On the MLS side, improvements have been performed in the integration of the SPU to the snitch integer core, memory-mapping of the SPU and further integration improvements.
Verification efforts have been devoted to transiting from version 0.7 to version 1.0 of the V extension. Effort continued in the multi-FPGA environments with C2C protocol extensions.
In the systems area, work for the development of the testboard that will host the test-chip was complete, and the system specifications and definition of the requirements has contiued.
Finally, planning for the deployment and operation of liquid immersion cooling tanks continued.

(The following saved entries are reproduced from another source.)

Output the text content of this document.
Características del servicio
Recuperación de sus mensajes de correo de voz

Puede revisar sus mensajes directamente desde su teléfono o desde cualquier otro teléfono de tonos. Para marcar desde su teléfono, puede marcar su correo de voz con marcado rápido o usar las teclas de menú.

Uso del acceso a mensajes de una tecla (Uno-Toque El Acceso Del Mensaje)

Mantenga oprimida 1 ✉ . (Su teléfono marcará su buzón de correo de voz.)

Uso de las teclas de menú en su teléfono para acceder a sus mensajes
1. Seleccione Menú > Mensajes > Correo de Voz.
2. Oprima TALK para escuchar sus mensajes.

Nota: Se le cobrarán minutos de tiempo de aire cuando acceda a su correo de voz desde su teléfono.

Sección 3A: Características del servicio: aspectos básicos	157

EUPILOT will provide implementations of relevant AI/ML frameworks, leveraging a pool of European technologies (e.g. DaCe and Tarantella), that will enable a broad class of applications.
The improvements on the prior VPU will be substantial, in addition to compatibility with RISC-VV v1.0. The VEC core will improve and both accelerator chips will bring out performance/energy efficiency gains as well as increased memory capacity and potentially higher memory throughput. The NoC will be improved to match the increase in memory bandwidth. The CXL controller brings improvements in latency and throughput.
The availability of computing platforms like EUPILOT, bringing HPC, AI/ML accelerated workloads to future exascale systems has the potential to impact the world in remarkably positive endeavors like faster drug discovery, protein folding and in general shorter times to scientific discoveries. These have the potential to save billions and many years of development across many fields. These efforts aim for large-scale societal improvements by enabling users to model what was before difficult to physically perform, to ameliorate the impact of detrimental or catastrophic events upon society at large.